Das Buch "Die doppelte Pippielotta" verletzt die ausschließlichen Nutzungsrechte des Verlags, der die Rechte an der Buchreihe "Pippi Langstrumpf" der Schriftstellerin Astrid Lindgren inne hat. Die maßgeblichen Figuren und charakteristischen Eigenarten wurden nur minimal verändert, so dass die persönlichen Züge des Original-Buches fast vollständig übernommen wurden. Da kein Einverständnis vorliegt, handelt es sich um eine widerrechtliche Nutzung.

Sachverhalt

Bei dem Kläger handelte es sich um einen Buchverlag, der die ausschließlichen Nutzungsrechte an der von Astrid Lindgren geschriebenen Buchreihe "Pippi Langstrumpf" inne hatte.

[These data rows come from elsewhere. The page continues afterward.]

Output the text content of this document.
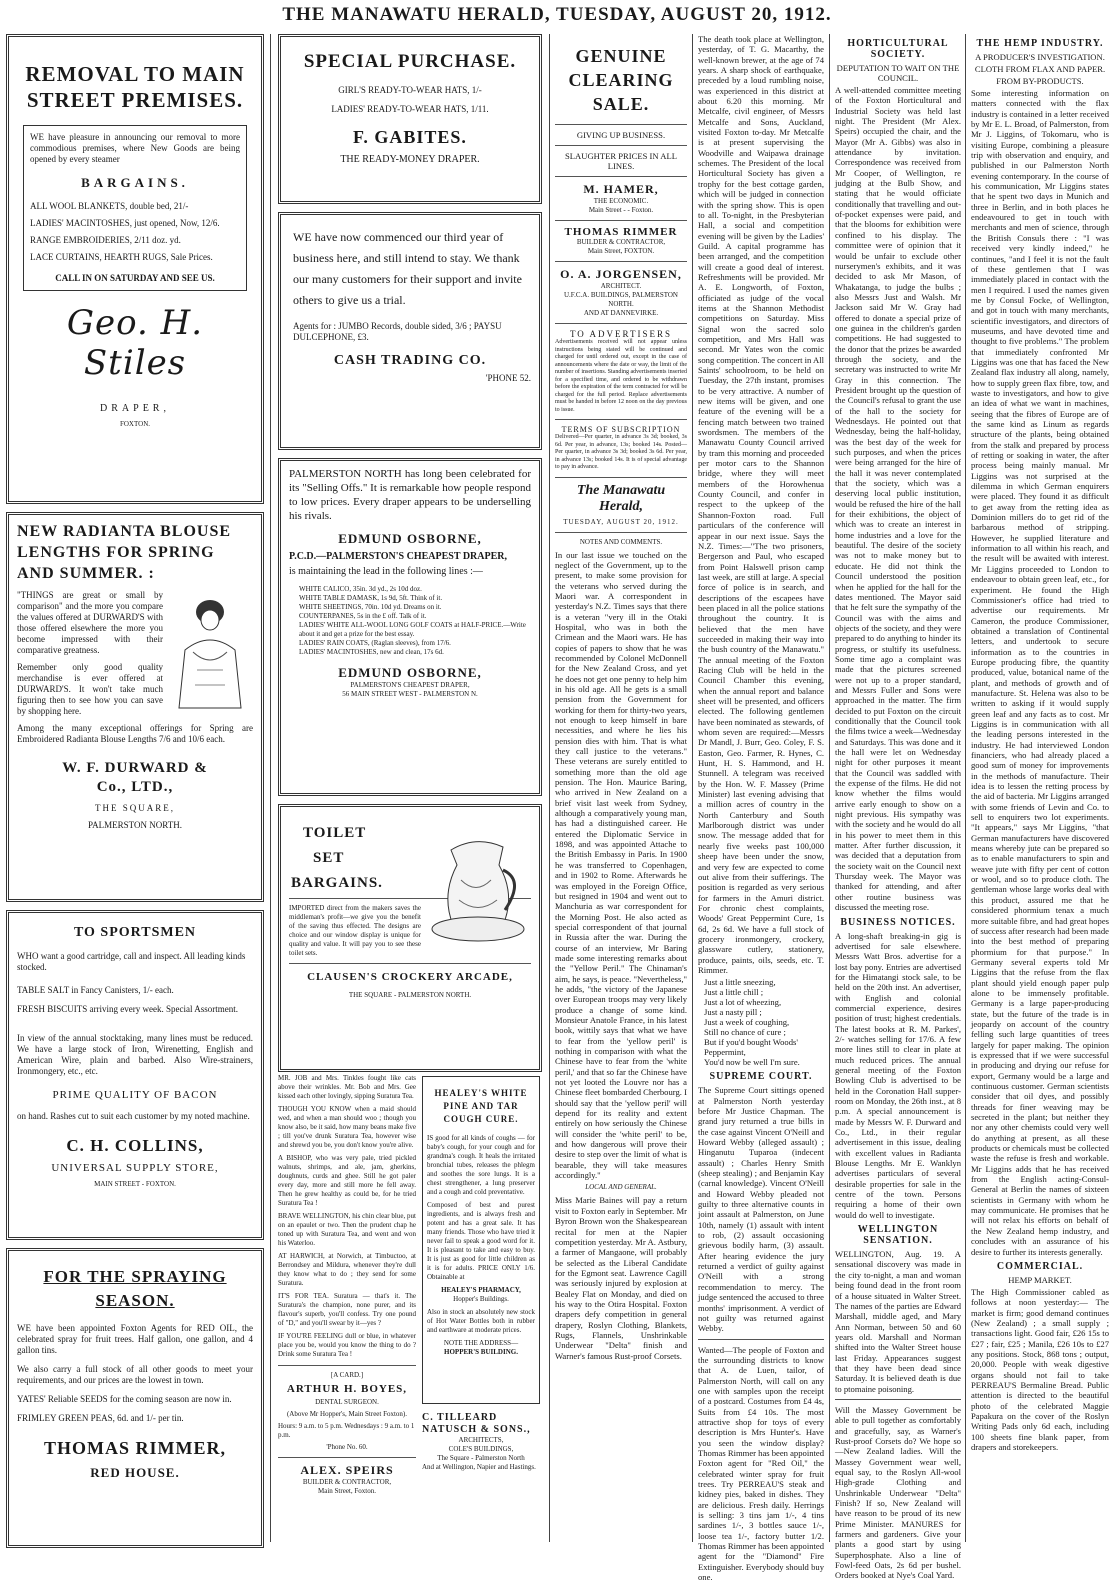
THE MANAWATU HERALD, TUESDAY, AUGUST 20, 1912.
REMOVAL TO MAIN STREET PREMISES.
WE have pleasure in announcing our removal to more commodious premises, where New Goods are being opened by every steamer
BARGAINS.
ALL WOOL BLANKETS, double bed, 21/-
LADIES' MACINTOSHES, just opened, Now, 12/6.
RANGE EMBROIDERIES, 2/11 doz. yd.
LACE CURTAINS, HEARTH RUGS, Sale Prices.
CALL IN ON SATURDAY AND SEE US.
Geo. H. Stiles
DRAPER,
FOXTON.
NEW RADIANTA BLOUSE LENGTHS FOR SPRING AND SUMMER. :
"THINGS are great or small by comparison" and the more you compare the values offered at DURWARD'S with those offered elsewhere the more you become impressed with their comparative greatness.
Remember only good quality merchandise is ever offered at DURWARD'S. It won't take much figuring then to see how you can save by shopping here.
Among the many exceptional offerings for Spring are Embroidered Radianta Blouse Lengths 7/6 and 10/6 each.
W. F. DURWARD & Co., LTD.,
THE SQUARE,
PALMERSTON NORTH.
TO SPORTSMEN
WHO want a good cartridge, call and inspect. All leading kinds stocked.
TABLE SALT in Fancy Canisters, 1/- each.
FRESH BISCUITS arriving every week. Special Assortment.
In view of the annual stocktaking, many lines must be reduced. We have a large stock of Iron, Wirenetting, English and American Wire, plain and barbed. Also Wire-strainers, Ironmongery, etc., etc.
PRIME QUALITY OF BACON
on hand. Rashes cut to suit each customer by my noted machine.
C. H. COLLINS,
UNIVERSAL SUPPLY STORE,
MAIN STREET - FOXTON.
FOR THE SPRAYING SEASON.
WE have been appointed Foxton Agents for RED OIL, the celebrated spray for fruit trees. Half gallon, one gallon, and 4 gallon tins.
We also carry a full stock of all other goods to meet your requirements, and our prices are the lowest in town.
YATES' Reliable SEEDS for the coming season are now in.
FRIMLEY GREEN PEAS, 6d. and 1/- per tin.
THOMAS RIMMER,
RED HOUSE.
SPECIAL PURCHASE.
GIRL'S READY-TO-WEAR HATS, 1/-
LADIES' READY-TO-WEAR HATS, 1/11.
F. GABITES.
THE READY-MONEY DRAPER.
WE have now commenced our third year of business here, and still intend to stay. We thank our many customers for their support and invite others to give us a trial.
Agents for : JUMBO Records, double sided, 3/6 ; PAYSU DULCEPHONE, £3.
CASH TRADING CO.
'PHONE 52.
PALMERSTON NORTH has long been celebrated for its "Selling Offs." It is remarkable how people respond to low prices. Every draper appears to be underselling his rivals.
EDMUND OSBORNE,
P.C.D.—PALMERSTON'S CHEAPEST DRAPER,
is maintaining the lead in the following lines :—
WHITE CALICO, 35in. 3d yd., 2s 10d doz.
WHITE TABLE DAMASK, 1s 9d, 5ft. Think of it.
WHITE SHEETINGS, 70in. 10d yd. Dreams on it.
COUNTERPANES, 5s in the £ off. Talk of it.
LADIES' WHITE ALL-WOOL LONG GOLF COATS at HALF-PRICE.—Write about it and get a prize for the best essay.
LADIES' RAIN COATS, (Raglan sleeves), from 17/6.
LADIES' MACINTOSHES, new and clean, 17s 6d.
EDMUND OSBORNE,
PALMERSTON'S CHEAPEST DRAPER,
56 MAIN STREET WEST - PALMERSTON N.
TOILET
SET
BARGAINS.
IMPORTED direct from the makers saves the middleman's profit—we give you the benefit of the saving thus effected. The designs are choice and our window display is unique for quality and value. It will pay you to see these toilet sets.
CLAUSEN'S CROCKERY ARCADE,
THE SQUARE - PALMERSTON NORTH.
MR. JOB and Mrs. Tinkles fought like cats above their wrinkles. Mr. Bob and Mrs. Gee kissed each other lovingly, sipping Suratura Tea.
THOUGH YOU KNOW when a maid should wed, and when a man should woo ; though you know also, be it said, how many beans make five ; till you've drunk Suratura Tea, however wise and shrewd you be, you don't know you're alive.
A BISHOP, who was very pale, tried pickled walnuts, shrimps, and ale, jam, gherkins, doughnuts, curds and ghee. Still he got paler every day, more and still more he fell away. Then he grew healthy as could be, for he tried Suratura Tea !
BRAVE WELLINGTON, his chin clear blue, put on an epaulet or two. Then the prudent chap he toned up with Suratura Tea, and went and won his Waterloo.
AT HARWICH, at Norwich, at Timbuctoo, at Berrondsey and Mildura, whenever they're dull they know what to do ; they send for some Suratura.
IT'S FOR TEA. Suratura — that's it. The Suratura's the champion, none purer, and its flavour's superb, you'll confess. Try one pound of "D," and you'll swear by it—yes ?
IF YOU'RE FEELING dull or blue, in whatever place you be, would you know the thing to do ? Drink some Suratura Tea !
[A CARD.]
ARTHUR H. BOYES,
DENTAL SURGEON.
(Above Mr Hopper's, Main Street Foxton).
Hours: 9 a.m. to 5 p.m. Wednesdays : 9 a.m. to 1 p.m.
'Phone No. 60.
ALEX. SPEIRS
BUILDER & CONTRACTOR,
Main Street, Foxton.
HEALEY'S WHITE PINE AND TAR COUGH CURE.
IS good for all kinds of coughs — for baby's cough, for your cough and for grandma's cough. It heals the irritated bronchial tubes, releases the phlegm and soothes the sore lungs. It is a chest strengthener, a lung preserver and a cough and cold preventative.
Composed of best and purest ingredients, and is always fresh and potent and has a great sale. It has many friends. Those who have tried it never fail to speak a good word for it. It is pleasant to take and easy to buy. It is just as good for little children as it is for adults. PRICE ONLY 1/6. Obtainable at
HEALEY'S PHARMACY,
Hopper's Buildings.
Also in stock an absolutely new stock of Hot Water Bottles both in rubber and earthware at moderate prices.
NOTE THE ADDRESS—
HOPPER'S BUILDING.
C. TILLEARD NATUSCH & SONS.,
ARCHITECTS,
COLE'S BUILDINGS,
The Square - Palmerston North
And at Wellington, Napier and Hastings.
GENUINE CLEARING SALE.
GIVING UP BUSINESS.
SLAUGHTER PRICES IN ALL LINES.
M. HAMER,
THE ECONOMIC.
Main Street - - Foxton.
THOMAS RIMMER
BUILDER & CONTRACTOR,
Main Street, FOXTON.
O. A. JORGENSEN,
ARCHITECT.
U.F.C.A. BUILDINGS, PALMERSTON NORTH.
AND AT DANNEVIRKE.
TO ADVERTISERS
Advertisements received will not appear unless instructions being stated will be continued and charged for until ordered out, except in the case of announcements where the date or way, the limit of the number of insertions. Standing advertisements inserted for a specified time, and ordered to be withdrawn before the expiration of the term contracted for will be charged for the full period. Replace advertisements must be handed in before 12 noon on the day previous to issue.
TERMS OF SUBSCRIPTION
Delivered—Per quarter, in advance 3s 3d; booked, 3s 6d. Per year, in advance, 13s; booked 14s. Posted—Per quarter, in advance 3s 3d; booked 3s 6d. Per year, in advance 13s; booked 14s. It is of special advantage to pay in advance.
The Manawatu Herald,
TUESDAY, AUGUST 20, 1912.
NOTES AND COMMENTS.
In our last issue we touched on the neglect of the Government, up to the present, to make some provision for the veterans who served during the Maori war. A correspondent in yesterday's N.Z. Times says that there is a veteran "very ill in the Otaki Hospital, who was in both the Crimean and the Maori wars. He has copies of papers to show that he was recommended by Colonel McDonnell for the New Zealand Cross, and yet he does not get one penny to help him in his old age. All he gets is a small pension from the Government for working for them for thirty-two years, not enough to keep himself in bare necessities, and where he lies his pension dies with him. That is what they call justice to the veterans." These veterans are surely entitled to something more than the old age pension. The Hon. Maurice Baring, who arrived in New Zealand on a brief visit last week from Sydney, although a comparatively young man, has had a distinguished career. He entered the Diplomatic Service in 1898, and was appointed Attache to the British Embassy in Paris. In 1900 he was transferred to Copenhagen, and in 1902 to Rome. Afterwards he was employed in the Foreign Office, but resigned in 1904 and went out to Manchuria as war correspondent for the Morning Post. He also acted as special correspondent of that journal in Russia after the war. During the course of an interview, Mr Baring made some interesting remarks about the "Yellow Peril." The Chinaman's aim, he says, is peace. "Nevertheless," he adds, "the victory of the Japanese over European troops may very likely produce a change of some kind. Monsieur Anatole France, in his latest book, wittily says that what we have to fear from the 'yellow peril' is nothing in comparison with what the Chinese have to fear from the 'white peril,' and that so far the Chinese have not yet looted the Louvre nor has a Chinese fleet bombarded Cherbourg. I should say that the 'yellow peril' will depend for its reality and extent entirely on how seriously the Chinese will consider the 'white peril' to be, and how dangerous will prove their desire to step over the limit of what is bearable, they will take measures accordingly."
LOCAL AND GENERAL.
Miss Marie Baines will pay a return visit to Foxton early in September. Mr Byron Brown won the Shakespearean recital for men at the Napier competition yesterday. Mr A. Astbury, a farmer of Mangaone, will probably be selected as the Liberal Candidate for the Egmont seat. Lawrence Cagill was seriously injured by explosion at Bealey Flat on Monday, and died on his way to the Otira Hospital. Foxton drapers defy competition in general drapery, Roslyn Clothing, Blankets, Rugs, Flannels, Unshrinkable Underwear "Delta" finish and Warner's famous Rust-proof Corsets.
The death took place at Wellington, yesterday, of T. G. Macarthy, the well-known brewer, at the age of 74 years. A sharp shock of earthquake, preceded by a loud rumbling noise, was experienced in this district at about 6.20 this morning. Mr Metcalfe, civil engineer, of Messrs Metcalfe and Sons, Auckland, visited Foxton to-day. Mr Metcalfe is at present supervising the Woodville and Waipawa drainage schemes. The President of the local Horticultural Society has given a trophy for the best cottage garden, which will be judged in connection with the spring show. This is open to all. To-night, in the Presbyterian Hall, a social and competition evening will be given by the Ladies' Guild. A capital programme has been arranged, and the competition will create a good deal of interest. Refreshments will be provided. Mr A. E. Longworth, of Foxton, officiated as judge of the vocal items at the Shannon Methodist competitions on Saturday. Miss Signal won the sacred solo competition, and Mrs Hall was second. Mr Yates won the comic song competition. The concert in All Saints' schoolroom, to be held on Tuesday, the 27th instant, promises to be very attractive. A number of new items will be given, and one feature of the evening will be a fencing match between two trained swordsmen. The members of the Manawatu County Council arrived by tram this morning and proceeded per motor cars to the Shannon bridge, where they will meet members of the Horowhenua County Council, and confer in respect to the upkeep of the Shannon-Foxton road. Full particulars of the conference will appear in our next issue. Says the N.Z. Times:—"The two prisoners, Bergerson and Paul, who escaped from Point Halswell prison camp last week, are still at large. A special force of police is in search, and descriptions of the escapees have been placed in all the police stations throughout the country. It is believed that the men have succeeded in making their way into the bush country of the Manawatu." The annual meeting of the Foxton Racing Club will be held in the Council Chamber this evening, when the annual report and balance sheet will be presented, and officers elected. The following gentlemen have been nominated as stewards, of whom seven are required:—Messrs Dr Mandl, J. Burr, Geo. Coley, F. S. Easton, Geo. Farmer, R. Hynes, C. Hunt, H. S. Hammond, and H. Stunnell. A telegram was received by the Hon. W. F. Massey (Prime Minister) last evening advising that a million acres of country in the North Canterbury and South Marlborough district was under snow. The message added that for nearly five weeks past 100,000 sheep have been under the snow, and very few are expected to come out alive from their sufferings. The position is regarded as very serious for farmers in the Amuri district. For chronic chest complaints, Woods' Great Peppermint Cure, 1s 6d, 2s 6d. We have a full stock of grocery ironmongery, crockery, glassware cutlery, stationery, produce, paints, oils, seeds, etc. T. Rimmer.
Just a little sneezing,
Just a little chill ;
Just a lot of wheezing,
Just a nasty pill ;
Just a week of coughing,
Still no chance of cure ;
But if you'd bought Woods' Peppermint,
You'd now be well I'm sure.
SUPREME COURT.
The Supreme Court sittings opened at Palmerston North yesterday before Mr Justice Chapman. The grand jury returned a true bills in the case against Vincent O'Neill and Howard Webby (alleged assault) ; Hinganutu Tuparoa (indecent assault) ; Charles Henry Smith (sheep stealing) ; and Benjamin Kay (carnal knowledge). Vincent O'Neill and Howard Webby pleaded not guilty to three alternative counts in joint assault at Palmerston, on June 10th, namely (1) assault with intent to rob, (2) assault occasioning grievous bodily harm, (3) assault. After hearing evidence the jury returned a verdict of guilty against O'Neill with a strong recommendation to mercy. The judge sentenced the accused to three months' imprisonment. A verdict of not guilty was returned against Webby.
Wanted—The people of Foxton and the surrounding districts to know that A. de Luen, tailor, of Palmerston North, will call on any one with samples upon the receipt of a postcard. Costumes from £4 4s, Suits from £4 10s. The most attractive shop for toys of every description is Mrs Hunter's. Have you seen the window display? Thomas Rimmer has been appointed Foxton agent for "Red Oil," the celebrated winter spray for fruit trees. Try PERREAU'S steak and kidney pies, baked in dishes. They are delicious. Fresh daily. Herrings is selling: 3 tins jam 1/-, 4 tins sardines 1/-, 3 bottles sauce 1/-, loose tea 1/-, factory butter 1/2. Thomas Rimmer has been appointed agent for the "Diamond" Fire Extinguisher. Everybody should buy one.
HORTICULTURAL SOCIETY.
DEPUTATION TO WAIT ON THE COUNCIL.
A well-attended committee meeting of the Foxton Horticultural and Industrial Society was held last night. The President (Mr Alex. Speirs) occupied the chair, and the Mayor (Mr A. Gibbs) was also in attendance by invitation. Correspondence was received from Mr Cooper, of Wellington, re judging at the Bulb Show, and stating that he would officiate conditionally that travelling and out-of-pocket expenses were paid, and that the blooms for exhibition were confined to his display. The committee were of opinion that it would be unfair to exclude other nurserymen's exhibits, and it was decided to ask Mr Mason, of Whakatanga, to judge the bulbs ; also Messrs Just and Walsh. Mr Jackson said Mr W. Gray had offered to donate a special prize of one guinea in the children's garden competitions. He had suggested to the donor that the prizes be awarded through the society, and the secretary was instructed to write Mr Gray in this connection. The President brought up the question of the Council's refusal to grant the use of the hall to the society for Wednesdays. He pointed out that Wednesday, being the half-holiday, was the best day of the week for such purposes, and when the prices were being arranged for the hire of the hall it was never contemplated that the society, which was a deserving local public institution, would be refused the hire of the hall for their exhibitions, the object of which was to create an interest in home industries and a love for the beautiful. The desire of the society was not to make money but to educate. He did not think the Council understood the position when he applied for the hall for the dates mentioned. The Mayor said that he felt sure the sympathy of the Council was with the aims and objects of the society, and they were prepared to do anything to hinder its progress, or stultify its usefulness. Some time ago a complaint was made that the pictures screened were not up to a proper standard, and Messrs Fuller and Sons were approached in the matter. The firm decided to put Foxton on the circuit conditionally that the Council took the films twice a week—Wednesday and Saturdays. This was done and it the hall were let on Wednesday night for other purposes it meant that the Council was saddled with the expense of the films. He did not know whether the films would arrive early enough to show on a night previous. His sympathy was with the society and he would do all in his power to meet them in this matter. After further discussion, it was decided that a deputation from the society wait on the Council next Thursday week. The Mayor was thanked for attending, and after other routine business was discussed the meeting rose.
BUSINESS NOTICES.
A long-shaft breaking-in gig is advertised for sale elsewhere. Messrs Watt Bros. advertise for a lost bay pony. Entries are advertised for the Himatangi stock sale, to be held on the 20th inst. An advertiser, with English and colonial commercial experience, desires position of trust; highest credentials. The latest books at R. M. Parkes', 2/- watches selling for 17/6. A few more lines still to clear in plate at much reduced prices. The annual general meeting of the Foxton Bowling Club is advertised to be held in the Coronation Hall supper-room on Monday, the 26th inst., at 8 p.m. A special announcement is made by Messrs W. F. Durward and Co., Ltd., in their regular advertisement in this issue, dealing with excellent values in Radianta Blouse Lengths. Mr E. Wanklyn advertises particulars of several desirable properties for sale in the centre of the town. Persons requiring a home of their own would do well to investigate.
WELLINGTON SENSATION.
WELLINGTON, Aug. 19. A sensational discovery was made in the city to-night, a man and woman being found dead in the front room of a house situated in Walter Street. The names of the parties are Edward Marshall, middle aged, and Mary Ann Norman, between 50 and 60 years old. Marshall and Norman shifted into the Walter Street house last Friday. Appearances suggest that they have been dead since Saturday. It is believed death is due to ptomaine poisoning.
Will the Massey Government be able to pull together as comfortably and gracefully, say, as Warner's Rust-proof Corsets do? We hope so—New Zealand ladies. Will the Massey Government wear well, equal say, to the Roslyn All-wool High-grade Clothing and Unshrinkable Underwear "Delta" Finish? If so, New Zealand will have reason to be proud of its new Prime Minister. MANURES for farmers and gardeners. Give your plants a good start by using Superphosphate. Also a line of Fowl-feed Oats, 2s 6d per bushel. Orders booked at Nye's Coal Yard.
THE HEMP INDUSTRY.
A PRODUCER'S INVESTIGATION.
CLOTH FROM FLAX AND PAPER.
FROM BY-PRODUCTS.
Some interesting information on matters connected with the flax industry is contained in a letter received by Mr E. L. Broad, of Palmerston, from Mr J. Liggins, of Tokomaru, who is visiting Europe, combining a pleasure trip with observation and enquiry, and published in our Palmerston North evening contemporary. In the course of his communication, Mr Liggins states that he spent two days in Munich and three in Berlin, and in both places he endeavoured to get in touch with merchants and men of science, through the British Consuls there : "I was received very kindly indeed," he continues, "and I feel it is not the fault of these gentlemen that I was immediately placed in contact with the men I required. I used the names given me by Consul Focke, of Wellington, and got in touch with many merchants, scientific investigators, and directors of museums, and have devoted time and thought to five problems." The problem that immediately confronted Mr Liggins was one that has faced the New Zealand flax industry all along, namely, how to supply green flax fibre, tow, and waste to investigators, and how to give an idea of what we want in machines, seeing that the fibres of Europe are of the same kind as Linum as regards structure of the plants, being obtained from the stalk and prepared by process of retting or soaking in water, the after process being mainly manual. Mr Liggins was not surprised at the dilemma in which German enquirers were placed. They found it as difficult to get away from the retting idea as Dominion millers do to get rid of the barbarous method of stripping. However, he supplied literature and information to all within his reach, and the result will be awaited with interest. Mr Liggins proceeded to London to endeavour to obtain green leaf, etc., for experiment. He found the High Commissioner's office had tried to advertise our requirements. Mr Cameron, the produce Commissioner, obtained a translation of Continental letters, and undertook to secure information as to the countries in Europe producing fibre, the quantity produced, value, botanical name of the plant, and methods of growth and of manufacture. St. Helena was also to be written to asking if it would supply green leaf and any facts as to cost. Mr Liggins is in communication with all the leading persons interested in the industry. He had interviewed London financiers, who had already placed a good sum of money for improvements in the methods of manufacture. Their idea is to lessen the retting process by the aid of bacteria. Mr Liggins arranged with some friends of Levin and Co. to sell to enquirers two lot experiments. "It appears," says Mr Liggins, "that German manufacturers have discovered means whereby jute can be prepared so as to enable manufacturers to spin and weave jute with fifty per cent of cotton or wool, and so to produce cloth. The gentleman whose large works deal with this product, assured me that he considered phormium tenax a much more suitable fibre, and had great hopes of success after research had been made into the best method of preparing phormium for that purpose." In Germany several experts told Mr Liggins that the refuse from the flax plant should yield enough paper pulp alone to be immensely profitable. Germany is a large paper-producing state, but the future of the trade is in jeopardy on account of the country felling such large quantities of trees largely for paper making. The opinion is expressed that if we were successful in producing and drying our refuse for export, Germany would be a large and continuous customer. German scientists consider that oil dyes, and possibly threads for finer weaving may be secreted in the plant; but neither they nor any other chemists could very well do anything at present, as all these products or chemicals must be collected waste the refuse is fresh and workable. Mr Liggins adds that he has received from the English acting-Consul-General at Berlin the names of sixteen scientists in Germany with whom he may communicate. He promises that he will not relax his efforts on behalf of the New Zealand hemp industry, and concludes with an assurance of his desire to further its interests generally.
COMMERCIAL.
HEMP MARKET.
The High Commissioner cabled as follows at noon yesterday:— The market is firm; good demand continues (New Zealand) ; a small supply ; transactions light. Good fair, £26 15s to £27 ; fair, £25 ; Manila, £26 10s to £27 any positions. Stock, 868 tons ; output, 20,000. People with weak digestive organs should not fail to take PERREAU'S Bermaline Bread. Public attention is directed to the beautiful photo of the celebrated Maggie Papakura on the cover of the Roslyn Writing Pads only 6d each, including 100 sheets fine blank paper, from drapers and storekeepers.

Der Beklagte veröffentlichte ein Buch unter dem Titel "Die doppelte Pippielotta". Da der Kläger sich durch diese Verbreitung und Veröffentlichung in seinen ausschließlichen Rechten verletzt sah, verlangte er Unterlassung und Schadensersatz.

Entscheidungsgründe

Die Richter gaben dem Kläger Recht.

Sie begründeten ihre Entscheidung damit, dass in die Nutzungsrechte des Klägers widerrechtlich eingegriffen worden sei. Bei dem Buch des Beklagten handle es sich um eine unfreie Bearbeitung.

Die maßgeblichen Figuren und ihre charakteristischen Eigenschaften würden unverkennbar und deutlich zutage treten. Von einem "verblassen" der übernommnen eigenpersönlichen Züge der original "Pippi Langstrumpf"- Bücher könne keine Rede sein.

Im Buch des Beklagten sei der Name der Protagonistin beispielsweise "Pippie" anstatt - wie in der Original-Vorlage - "Pippi". Ihr Vater lebe auf der "Takka-Tuka"-Insel statt "Taka-Tuka"-Insel.

Das Hinzufügen, Weglassen oder Austauschen eines einzelnen Buchstabens begründe insoweit keinen nennenswerten Abstand. Da der Beklagte ohne das Einverständnis des Klägers gehandelt habe, liege eine widerrechtliche Nutzung vor.